Unpacking Clues in ‘The White Lotus’ Season 2 Credits Sequence
[Warning: The below contains MAJOR spoilers for The White Lotus Season 2, Episode 1, “Ciao.”]
The White Lotus is back and introducing viewers to a new set of privileged resort guests, staff, and even some local Sicilians in the Italy-based story.
Helping set the tone for the season is the opening title sequence which features the names of the cast, crew, and creatives, as well as some key imagery that may offer hints as to what fans can expect from the season. Created, written, and directed by Mike White, the series works with Plains of Yonder, a film studio and creative consultancy headed by Katrina Crawford and Mark Bashore that has also had a hand in the credit sequences for shows like Westworld and The Lord of the Rings: The Rings of Power. Together with White, both Crawford and Bashore helped craft the opening credits sequences for Seasons 1 and Season 2.
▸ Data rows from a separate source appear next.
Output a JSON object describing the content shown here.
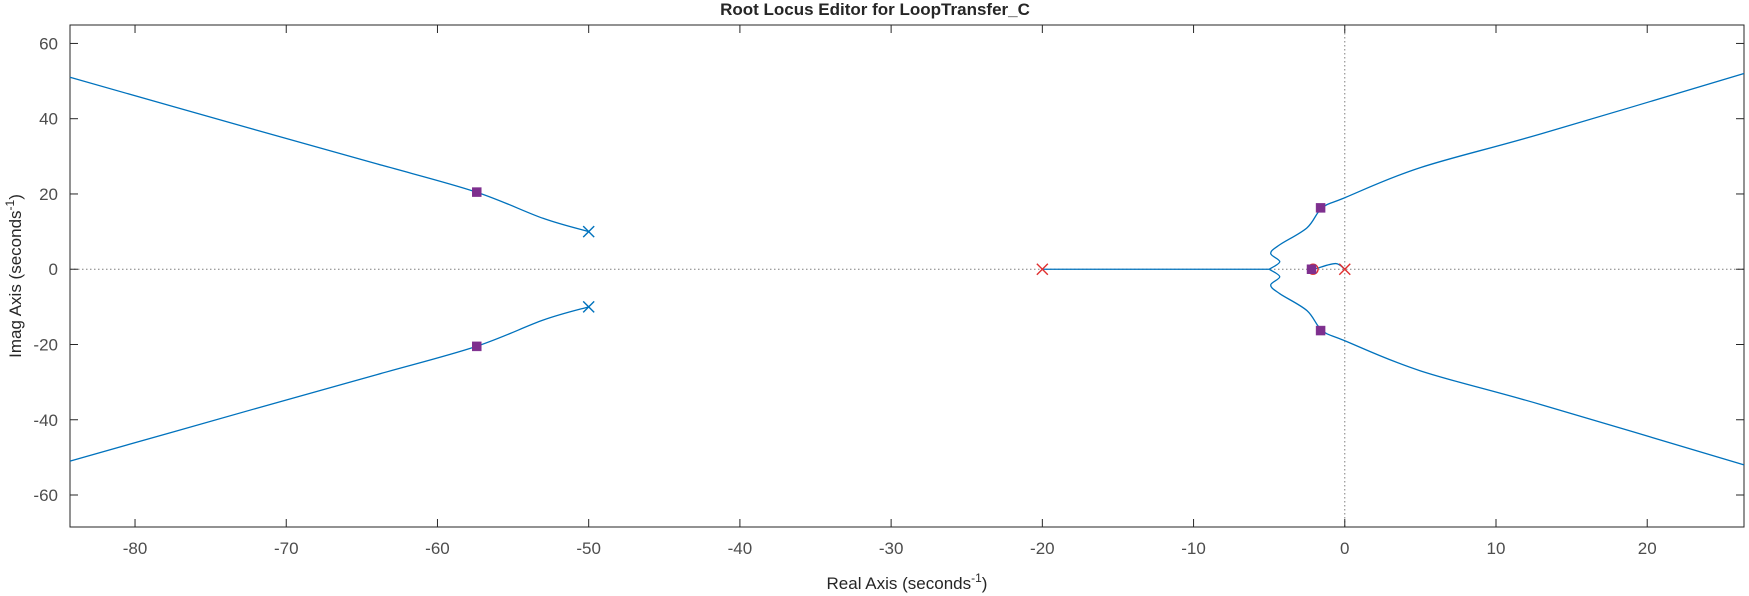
{
  "chart_data": {
    "type": "scatter",
    "title": "Root Locus Editor for LoopTransfer_C",
    "xlabel": {
      "text": "Real Axis (seconds",
      "sup": "-1",
      "close": ")"
    },
    "ylabel": {
      "text": "Imag Axis (seconds",
      "sup": "-1",
      "close": ")"
    },
    "xlim": [
      -84.3,
      26.4
    ],
    "ylim": [
      -68.5,
      64.9
    ],
    "xticks": [
      -80,
      -70,
      -60,
      -50,
      -40,
      -30,
      -20,
      -10,
      0,
      10,
      20
    ],
    "yticks": [
      -60,
      -40,
      -20,
      0,
      20,
      40,
      60
    ],
    "grid": false,
    "colors": {
      "locus": "#0072BD",
      "pole": "#D95319",
      "open_loop_pole": "#E03030",
      "closed_loop_pole": "#7E2F8E",
      "axis": "#262626",
      "reference_line": "#7f7f7f"
    },
    "branches": [
      {
        "points": [
          [
            -50,
            10
          ],
          [
            -53,
            13.5
          ],
          [
            -57.5,
            20.6
          ],
          [
            -64,
            28
          ],
          [
            -72,
            37
          ],
          [
            -84.3,
            51
          ]
        ]
      },
      {
        "points": [
          [
            -50,
            -10
          ],
          [
            -53,
            -13.5
          ],
          [
            -57.5,
            -20.6
          ],
          [
            -64,
            -28
          ],
          [
            -72,
            -37
          ],
          [
            -84.3,
            -51
          ]
        ]
      },
      {
        "points": [
          [
            -20,
            0
          ],
          [
            -8,
            0
          ],
          [
            -5,
            0
          ]
        ]
      },
      {
        "points": [
          [
            -5,
            0
          ],
          [
            -4.3,
            2
          ],
          [
            -4.9,
            4.2
          ],
          [
            -4.3,
            6.5
          ],
          [
            -2.5,
            11
          ],
          [
            -1.5,
            16.3
          ],
          [
            0,
            19
          ],
          [
            5,
            27
          ],
          [
            13,
            36
          ],
          [
            26.4,
            52
          ]
        ]
      },
      {
        "points": [
          [
            -5,
            0
          ],
          [
            -4.3,
            -2
          ],
          [
            -4.9,
            -4.2
          ],
          [
            -4.3,
            -6.5
          ],
          [
            -2.5,
            -11
          ],
          [
            -1.5,
            -16.3
          ],
          [
            0,
            -19
          ],
          [
            5,
            -27
          ],
          [
            13,
            -36
          ],
          [
            26.4,
            -52
          ]
        ]
      },
      {
        "points": [
          [
            0,
            0
          ],
          [
            -0.6,
            1.5
          ],
          [
            -1.8,
            0.3
          ],
          [
            -2,
            0
          ]
        ]
      }
    ],
    "open_loop_poles": [
      {
        "x": -50,
        "y": 10,
        "color": "#0072BD"
      },
      {
        "x": -50,
        "y": -10,
        "color": "#0072BD"
      },
      {
        "x": -20,
        "y": 0,
        "color": "#E03030"
      },
      {
        "x": 0,
        "y": 0,
        "color": "#E03030"
      }
    ],
    "open_loop_zeros": [
      {
        "x": -2.1,
        "y": 0
      }
    ],
    "closed_loop_poles": [
      {
        "x": -57.4,
        "y": 20.5
      },
      {
        "x": -57.4,
        "y": -20.5
      },
      {
        "x": -1.6,
        "y": 16.3
      },
      {
        "x": -1.6,
        "y": -16.3
      },
      {
        "x": -2.2,
        "y": 0
      }
    ]
  }
}
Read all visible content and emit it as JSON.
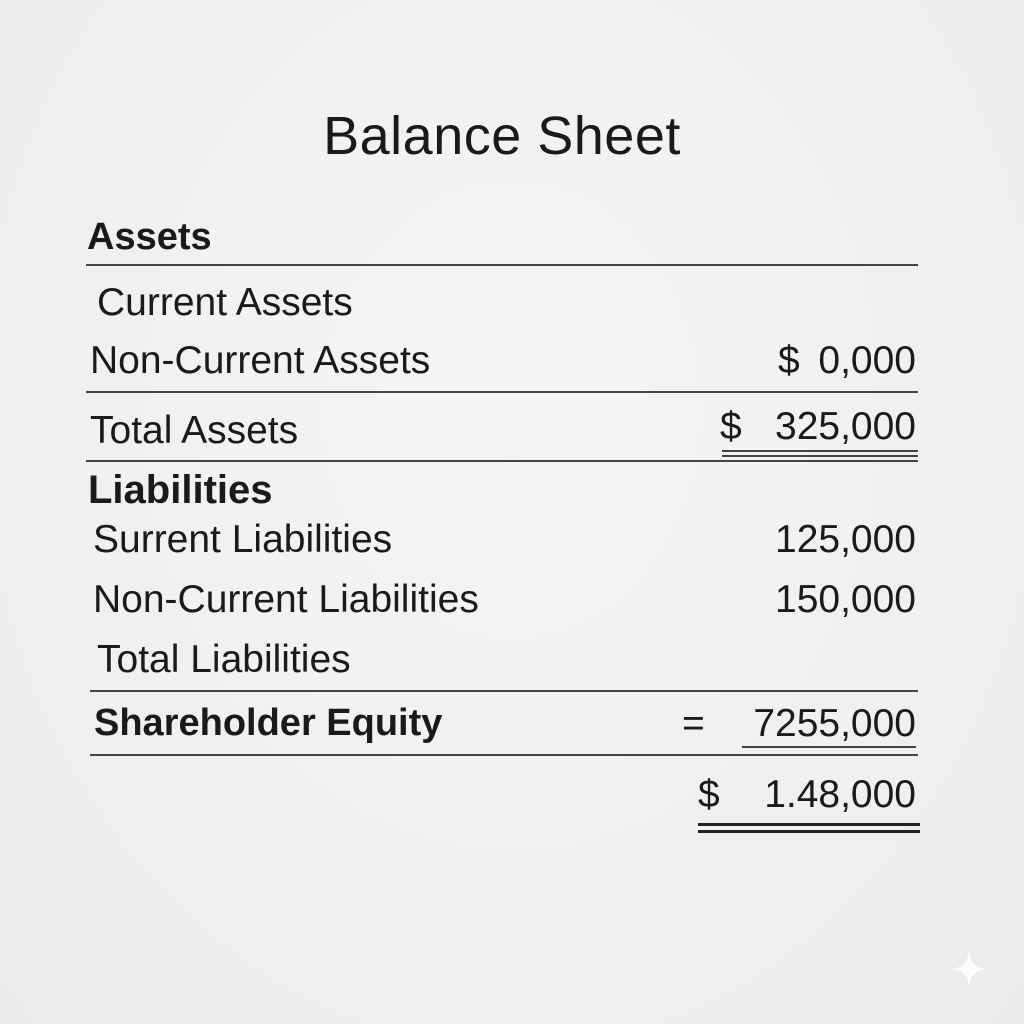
{
  "document": {
    "title": "Balance Sheet",
    "assets": {
      "heading": "Assets",
      "current_label": "Current Assets",
      "noncurrent_label": "Non-Current Assets",
      "noncurrent_currency": "$",
      "noncurrent_value": "0,000",
      "total_label": "Total Assets",
      "total_currency": "$",
      "total_value": "325,000"
    },
    "liabilities": {
      "heading": "Liabilities",
      "current_label": "Surrent Liabilities",
      "current_value": "125,000",
      "noncurrent_label": "Non-Current Liabilities",
      "noncurrent_value": "150,000",
      "total_label": "Total Liabilities"
    },
    "equity": {
      "label": "Shareholder Equity",
      "operator": "=",
      "value": "7255,000"
    },
    "grand_total": {
      "currency": "$",
      "value": "1.48,000"
    }
  },
  "colors": {
    "background": "#f1f1ef",
    "text": "#1a1a1a",
    "rule": "#444444"
  }
}
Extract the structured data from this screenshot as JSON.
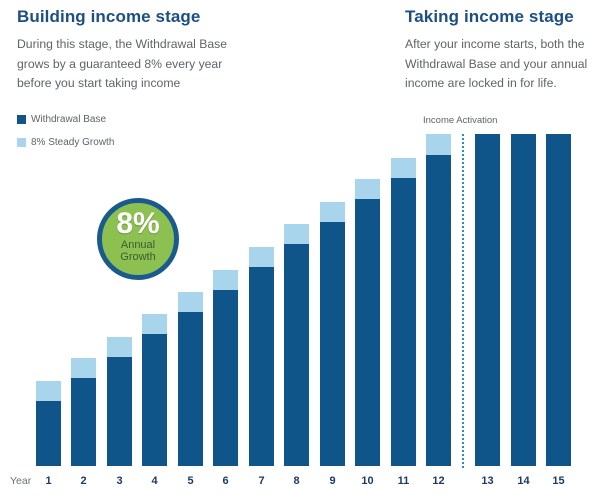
{
  "left_section": {
    "heading": "Building income stage",
    "description_lines": [
      "During this stage, the Withdrawal Base",
      "grows by a guaranteed 8% every year",
      "before you start taking income"
    ]
  },
  "right_section": {
    "heading": "Taking income stage",
    "description_lines": [
      "After your income starts, both the",
      "Withdrawal Base and your annual",
      "income are locked in for life."
    ]
  },
  "legend": [
    {
      "label": "Withdrawal Base",
      "color": "#10558a"
    },
    {
      "label": "8% Steady Growth",
      "color": "#a8d4ec"
    }
  ],
  "badge": {
    "value": "8%",
    "line1": "Annual",
    "line2": "Growth",
    "fill": "#8cc152",
    "ring": "#1b5a8e"
  },
  "annotation": {
    "label": "Income Activation",
    "after_year": 12
  },
  "axis": {
    "year_label": "Year"
  },
  "colors": {
    "base": "#10558a",
    "growth": "#a8d4ec",
    "heading": "#1b4f86",
    "divider": "#2b8cc4"
  },
  "chart_data": {
    "type": "bar",
    "stacked": true,
    "title": "",
    "xlabel": "Year",
    "ylabel": "",
    "categories": [
      "1",
      "2",
      "3",
      "4",
      "5",
      "6",
      "7",
      "8",
      "9",
      "10",
      "11",
      "12",
      "13",
      "14",
      "15"
    ],
    "series": [
      {
        "name": "Withdrawal Base",
        "values": [
          65,
          88,
          109,
          132,
          154,
          176,
          199,
          222,
          244,
          267,
          288,
          311,
          332,
          332,
          332
        ]
      },
      {
        "name": "8% Steady Growth",
        "values": [
          20,
          20,
          20,
          20,
          20,
          20,
          20,
          20,
          20,
          20,
          20,
          21,
          0,
          0,
          0
        ]
      }
    ],
    "units_note": "values are relative bar heights in pixels (no numeric y-axis shown)",
    "annotations": [
      {
        "text": "Income Activation",
        "x_between": [
          "12",
          "13"
        ],
        "style": "dotted vertical line"
      }
    ],
    "grid": false,
    "legend_position": "top-left"
  }
}
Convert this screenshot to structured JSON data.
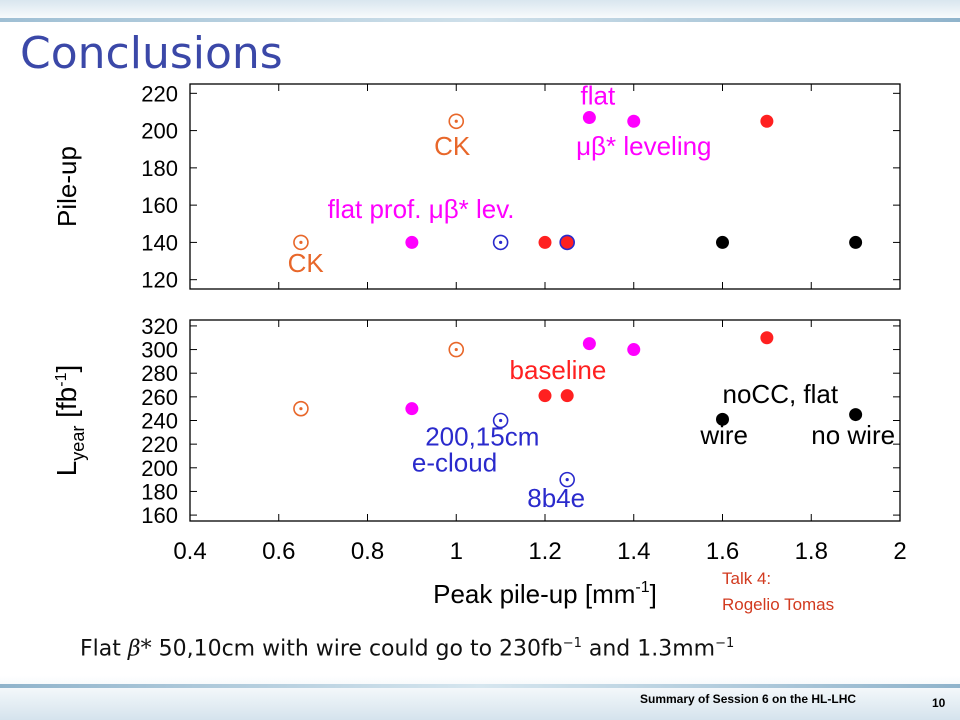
{
  "slide": {
    "title": "Conclusions",
    "talk_note": [
      "Talk 4:",
      "Rogelio Tomas"
    ],
    "conclusion": {
      "part1": "Flat ",
      "beta": "β*",
      "part2": " 50,10cm with wire could go to 230fb",
      "exp1": "−1",
      "part3": " and 1.3mm",
      "exp2": "−1"
    },
    "footer": "Summary of Session 6 on the HL-LHC",
    "page_number": "10"
  },
  "colors": {
    "title": "#3b48a8",
    "orange": "#e8672a",
    "magenta": "#ff00ff",
    "red": "#ff2020",
    "black": "#000000",
    "blue": "#2a2acc",
    "note": "#d23a1f"
  },
  "chart_data": [
    {
      "type": "scatter",
      "ylabel": "Pile-up",
      "ylim": [
        115,
        225
      ],
      "yticks": [
        220,
        200,
        180,
        160,
        140,
        120
      ],
      "xlim": [
        0.4,
        2.0
      ],
      "grid": false,
      "points": [
        {
          "x": 0.65,
          "y": 140,
          "color": "#e8672a",
          "marker": "circle-dot"
        },
        {
          "x": 1.0,
          "y": 205,
          "color": "#e8672a",
          "marker": "circle-dot"
        },
        {
          "x": 0.9,
          "y": 140,
          "color": "#ff00ff",
          "marker": "filled"
        },
        {
          "x": 1.3,
          "y": 207,
          "color": "#ff00ff",
          "marker": "filled"
        },
        {
          "x": 1.4,
          "y": 205,
          "color": "#ff00ff",
          "marker": "filled"
        },
        {
          "x": 1.1,
          "y": 140,
          "color": "#2a2acc",
          "marker": "circle-dot"
        },
        {
          "x": 1.2,
          "y": 140,
          "color": "#ff2020",
          "marker": "filled"
        },
        {
          "x": 1.25,
          "y": 140,
          "color": "#ff2020",
          "marker": "filled"
        },
        {
          "x": 1.25,
          "y": 140,
          "color": "#2a2acc",
          "marker": "ring"
        },
        {
          "x": 1.7,
          "y": 205,
          "color": "#ff2020",
          "marker": "filled"
        },
        {
          "x": 1.6,
          "y": 140,
          "color": "#000000",
          "marker": "filled"
        },
        {
          "x": 1.9,
          "y": 140,
          "color": "#000000",
          "marker": "filled"
        }
      ],
      "annotations": [
        {
          "text": "flat",
          "color": "#ff00ff",
          "x": 1.28,
          "y": 214
        },
        {
          "text": "μβ* leveling",
          "color": "#ff00ff",
          "x": 1.27,
          "y": 187
        },
        {
          "text": "CK",
          "color": "#e8672a",
          "x": 0.95,
          "y": 187
        },
        {
          "text": "flat prof. μβ* lev.",
          "color": "#ff00ff",
          "x": 0.71,
          "y": 153
        },
        {
          "text": "CK",
          "color": "#e8672a",
          "x": 0.62,
          "y": 124
        }
      ]
    },
    {
      "type": "scatter",
      "ylabel": "L",
      "ylabel_sub": "year",
      "ylabel_unit": "[fb",
      "ylabel_exp": "-1",
      "ylabel_close": "]",
      "ylim": [
        155,
        325
      ],
      "yticks": [
        320,
        300,
        280,
        260,
        240,
        220,
        200,
        180,
        160
      ],
      "xlim": [
        0.4,
        2.0
      ],
      "xticks": [
        0.4,
        0.6,
        0.8,
        1,
        1.2,
        1.4,
        1.6,
        1.8,
        2
      ],
      "xlabel": "Peak pile-up [mm",
      "xlabel_exp": "-1",
      "xlabel_close": "]",
      "grid": false,
      "points": [
        {
          "x": 0.65,
          "y": 250,
          "color": "#e8672a",
          "marker": "circle-dot"
        },
        {
          "x": 1.0,
          "y": 300,
          "color": "#e8672a",
          "marker": "circle-dot"
        },
        {
          "x": 0.9,
          "y": 250,
          "color": "#ff00ff",
          "marker": "filled"
        },
        {
          "x": 1.3,
          "y": 305,
          "color": "#ff00ff",
          "marker": "filled"
        },
        {
          "x": 1.4,
          "y": 300,
          "color": "#ff00ff",
          "marker": "filled"
        },
        {
          "x": 1.2,
          "y": 261,
          "color": "#ff2020",
          "marker": "filled"
        },
        {
          "x": 1.25,
          "y": 261,
          "color": "#ff2020",
          "marker": "filled"
        },
        {
          "x": 1.7,
          "y": 310,
          "color": "#ff2020",
          "marker": "filled"
        },
        {
          "x": 1.1,
          "y": 240,
          "color": "#2a2acc",
          "marker": "circle-dot"
        },
        {
          "x": 1.25,
          "y": 190,
          "color": "#2a2acc",
          "marker": "circle-dot"
        },
        {
          "x": 1.6,
          "y": 241,
          "color": "#000000",
          "marker": "filled"
        },
        {
          "x": 1.9,
          "y": 245,
          "color": "#000000",
          "marker": "filled"
        }
      ],
      "annotations": [
        {
          "text": "baseline",
          "color": "#ff2020",
          "x": 1.12,
          "y": 275
        },
        {
          "text": "noCC, flat",
          "color": "#000000",
          "x": 1.6,
          "y": 255
        },
        {
          "text": "wire",
          "color": "#000000",
          "x": 1.55,
          "y": 220
        },
        {
          "text": "no wire",
          "color": "#000000",
          "x": 1.8,
          "y": 220
        },
        {
          "text": "200,15cm",
          "color": "#2a2acc",
          "x": 0.93,
          "y": 219
        },
        {
          "text": "e-cloud",
          "color": "#2a2acc",
          "x": 0.9,
          "y": 197
        },
        {
          "text": "8b4e",
          "color": "#2a2acc",
          "x": 1.16,
          "y": 167
        }
      ]
    }
  ]
}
This time around, though, the wallpaper motif has been traded in for Italian Fresco paintings with a little added symbolism for fans to uncover as the season unfolds. “It is more loaded,” Bashore acknowledges. “Katrina really poured through the scripts carefully to try and locate [a] story that could translate to these paintings to fit the characters [better] than in Season 1.”
When it comes to creating these sequences, Bashore tells TV Insider, “You have to find a way to really bring people in with rich imagery that tells a story.” And in many ways, the story is being laid out for fans to interpret if they look closely enough.
“Our basic job is to get you energetically ready to watch the show,” Crawford adds. “The setting helps a lot already. You’re in Sicily, you have this huge history of mythology and stories of romance and love and tragedy that you can draw from. So we had so much material in terms of thinking about different characters. There was so much fun stuff that could be done.”
The detailed imagery mimics the Frescos seen around the gorgeous locations featured in the show, but that’s not a coincidence. As Bashore shares, “there was a particular villa with an artwork style in it that Katrina went to and shot those images. In almost every case, we’ve manipulated those images, either erasing characters or adding new ones, and then some imagery is entirely new.”
One piece of imagery that the duo had always planned to include was Leda and the Swan. “We had the original famous ‘Leda and the Swan’ painting in our rough cut for months. It just felt right because it’s about passion, and there’s a lot of nature in this show. Mike White said ‘I love the Leda.’ And so we engineered that back in,” Bashore says of including the mythology figures into the credits’ paintings.
Crawford points out that both Season 1 and Season 2 credit sequences are “actually referencing two poems in a way.” As she further explains, “you have [Tennyson’s] The Lotos-Eaters poem, and then there’s the very famous poem by Yeats about Leda and the Swan, with Zeus coming down as this swan, and there are swans at the villa that live in the pond. So there are these swirling connections.”
“There are some things that only make sense once you’ve seen them in the show,” Crawford adds, so after tuning into the show each week, viewers will have a clearer image of The White Lotus characters. Part of that symbolism is in the imagery of animals as Bashore points out, “animals are a really big throughline” when it comes to watching out for clues. “Nothing is in there by mistake,” Bashore continues. “So whether it’s a lamb sitting alone in a field, fighting birds, a boar hunt, or monkeys, the animals are doing a lot of the work to talk about people in a way that even a dog lifting its leg says more than you could with an image of a person.”
For instance, the bird nipping at another’s wings in Aubrey Plaza‘s slide could be seen as a reflection of Harper’s dynamics with her husband Ethan (Will Sharpe), or the peeing dog on Theo James‘ slide may represent his character Cameron being territorial or competitive (anyone for a “pissing contest”?)
Make what you will of these clues, but there’s certainly a lot to unpack in the dense credit sequence, which features a reworked theme song with familiar tones from Season 1. That also influenced the direction Crawford and Bashore took; as the latter says, “the music has a journey which really helped us create a visual journey to match.”